Brasília gosta de fingir que o poder mora apenas nos palácios. Não mora. O poder também voa.
Por Mino Pedrosa
Na capital do país, centro nervoso, político e econômico, sem esquecer do Judiciário, o poder raramente se manifesta apenas nos palácios. Ele também se desloca. Às vezes, decola.
Na sexta-feira, 6, um avião jato executivo partiu de Brasília rumo a Uberaba, em Minas Gerais, cidade que, no calendário político do governador Ibaneis Rocha, se estende misturando-se com o privado quando o assunto é influência. Ali não se vota projeto de lei. Arremata-se genética.
O leilão de Nelore PO reuniu, desta vez, criadores inesquecíveis, investidores sem muita disposição e conhecidos empresários que possuem contratos milionários com o GDF e que transitam com desenvoltura nos meandros licitatórios. Como organizador responsável pelo leilão, evento que recentemente era disputado corpo a corpo para ganhar visibilidade com o governador do DF, Ibaneis Rocha, o empresário Ronaldo Alves de Souza é ponta de lança e parceiro do poder em Brasília. Segundo os bastidores, ele é nome que, na gestão de Ibaneis, passou a circular com frequência nos sistemas administrativos do Distrito Federal.
Ronaldo não ocupa cargo público. Não discursa. Não tem mandato. Mas construiu presença empresarial relevante no governo local por meio das empresas Esfera Construções Metálicas LTDA e RS Transportadora e Construções Civil LTDA. Os contratos são formais, publicados, legalmente firmados, mas o empresário usa uma ata de preços que permite, por lei, esquivar-se das licitações. Ainda assim, o ritmo de expansão despertou curiosidade política e no Ministério Público do Distrito Federal (MPDFT).
Parlamentares enviando emendas para as administrações regionais e autarquias no GDF ajudam na prestação dos serviços. Nos bastidores, comenta-se sobre a proximidade entre Ronaldo Alves e o governador Ibaneis Rocha. Comentários, em Brasília, são moeda corrente. Alguns exageram. Outros antecipam fatos. O que se sabe oficialmente é que o empresário tornou-se figura conhecida no entorno do poder e ampliou seus negócios de forma consistente na gestão do emedebista.
O agro, por sua vez, virou ponto de encontro do poder brasiliense. O Nelore de pura origem não é apenas gado. É símbolo de patrimônio, status e liquidez. Leilões em Uberaba e Brasília reúnem empresários, autoridades e investidores em um ambiente onde negócios privados convivem com relações públicas.

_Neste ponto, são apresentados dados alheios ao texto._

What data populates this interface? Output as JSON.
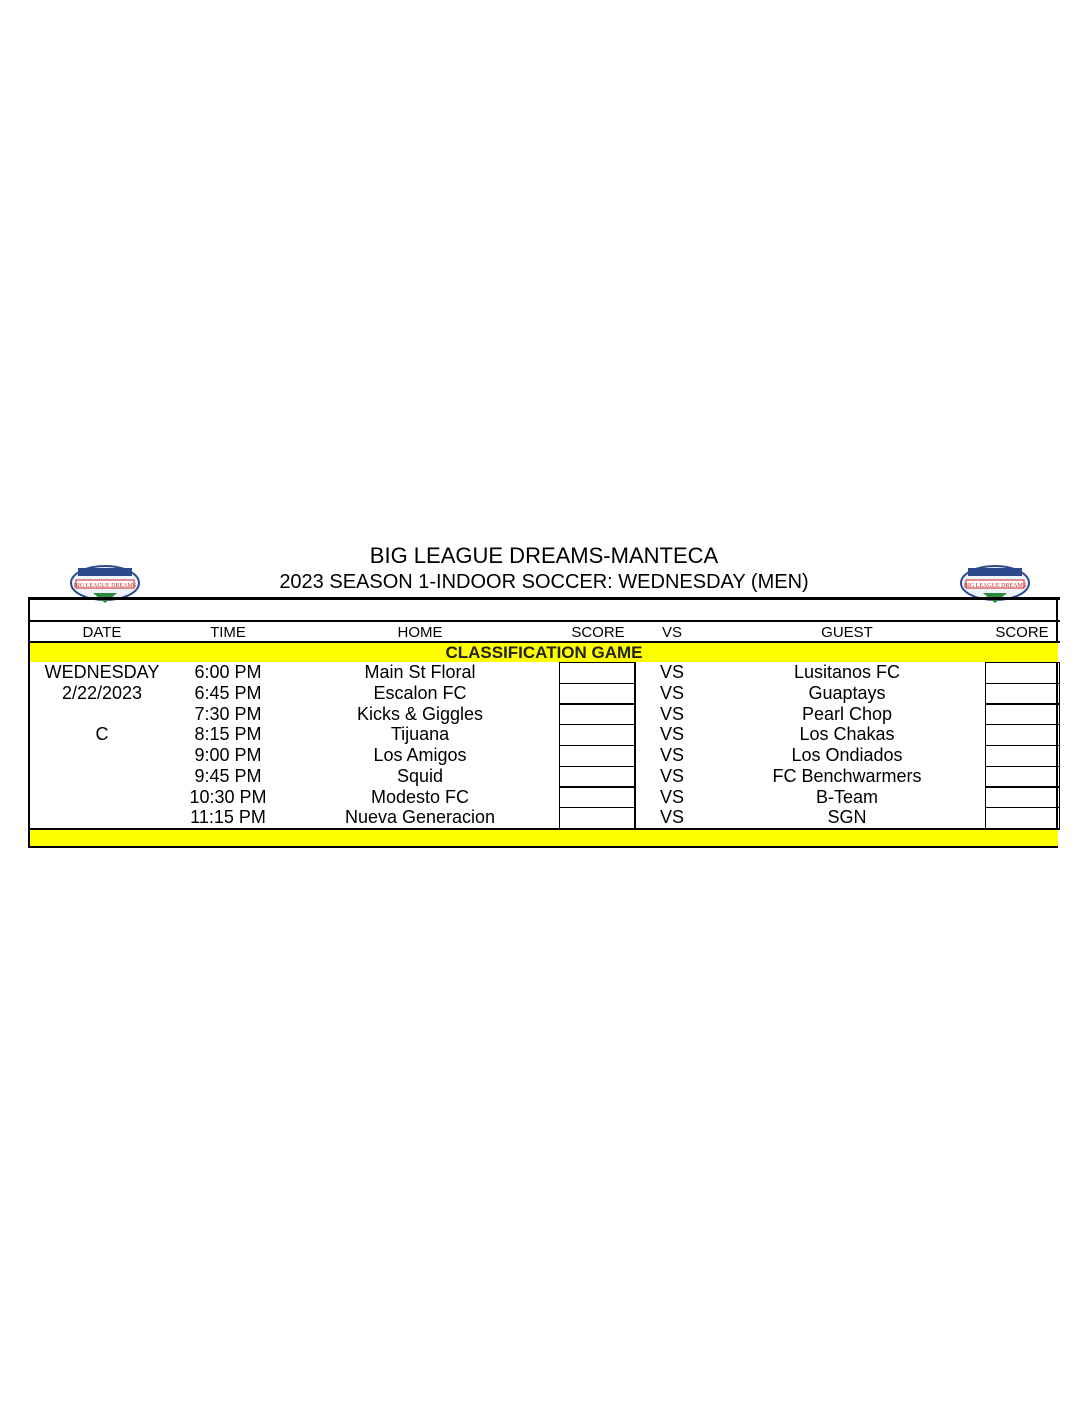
{
  "title": "BIG LEAGUE DREAMS-MANTECA",
  "subtitle": "2023 SEASON 1-INDOOR SOCCER: WEDNESDAY (MEN)",
  "logo_text": "BIG LEAGUE DREAMS",
  "headers": {
    "date": "DATE",
    "time": "TIME",
    "home": "HOME",
    "score1": "SCORE",
    "vs": "VS",
    "guest": "GUEST",
    "score2": "SCORE"
  },
  "section": "CLASSIFICATION GAME",
  "date_col": [
    "WEDNESDAY",
    "2/22/2023",
    "",
    "C"
  ],
  "games": [
    {
      "time": "6:00 PM",
      "home": "Main St Floral",
      "vs": "VS",
      "guest": "Lusitanos FC"
    },
    {
      "time": "6:45 PM",
      "home": "Escalon FC",
      "vs": "VS",
      "guest": "Guaptays"
    },
    {
      "time": "7:30 PM",
      "home": "Kicks & Giggles",
      "vs": "VS",
      "guest": "Pearl Chop"
    },
    {
      "time": "8:15 PM",
      "home": "Tijuana",
      "vs": "VS",
      "guest": "Los Chakas"
    },
    {
      "time": "9:00 PM",
      "home": "Los Amigos",
      "vs": "VS",
      "guest": "Los Ondiados"
    },
    {
      "time": "9:45 PM",
      "home": "Squid",
      "vs": "VS",
      "guest": "FC Benchwarmers"
    },
    {
      "time": "10:30 PM",
      "home": "Modesto FC",
      "vs": "VS",
      "guest": "B-Team"
    },
    {
      "time": "11:15 PM",
      "home": "Nueva Generacion",
      "vs": "VS",
      "guest": "SGN"
    }
  ],
  "colors": {
    "highlight": "#ffff00"
  }
}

O evento era aguardado com expectativa elevada. O momento político, porém, já não era o mesmo de meses atrás. O desgaste que cerca o governador produziu reflexos visíveis. Algumas figuras tradicionais do circuito de leilões preferiram não aparecer. Outras compareceram discretamente.
Entre os presentes estavam os empresários Eugênio Lacerda, proprietário da empresa Construtora Artec S.A., e Agenor Neto, proprietário da Setec Segurança Eletrônica e Telecom Ltda., ambos mantêm contratos milionários com o poder público distrital. Nada irregular nisso. Os empresários também embarcaram em jatinho, mas, diante do ambiente no leilão, arremataram duas vacas cada um, deixando Ibaneis mais conformado com a baixa dos convidados. O Brasil funciona assim há décadas. Empresários contratam com o Estado e frequentam os mesmos espaços sociais que os agentes políticos.
Na foto, à esquerda Flavinho, à direita Eugênio Lacerda e ao fundo Agenor Neto
A questão não é jurídica. É simbólica.
Brasília sempre foi uma cidade onde as fronteiras entre o público e o privado se encontram em eventos, confraternizações e ambientes de negócios. A diferença está na percepção. Quando a política atravessa momento delicado, qualquer proximidade ganha outra leitura.
Ronaldo Alves de Souza também consolidou atuação no setor agropecuário. Tornou-se criador de Nelore PO, frequentador de leilões de elite e presença constante no circuito rural de alto padrão. Crescimento empresarial não é crime. Proximidade política não é ilegal. Mas, em Brasília, coincidências são sempre observadas com lupa.
Recentemente, há quase três meses, Ronaldo Alves vendeu para o governador Ibaneis 30 milhões de reais em gado de excelente genética.
O que fica do episódio de Uberaba não é a venda de animais nem o número de arremates. É a fotografia. O poder que viaja junto. O empresariado que circula junto. O ambiente que mistura contratos públicos e negócios privados sob a mesma atmosfera social.
Tudo formal. Tudo documentado. Tudo dentro da lei.
Mas Brasília nunca foi apenas sobre legalidade.
É sobre relações.
E relações, na capital da República, valem tanto quanto votos.
O Ministério Público ali, com lupa, tentando enxergar se existe o “toma lá, dá cá”.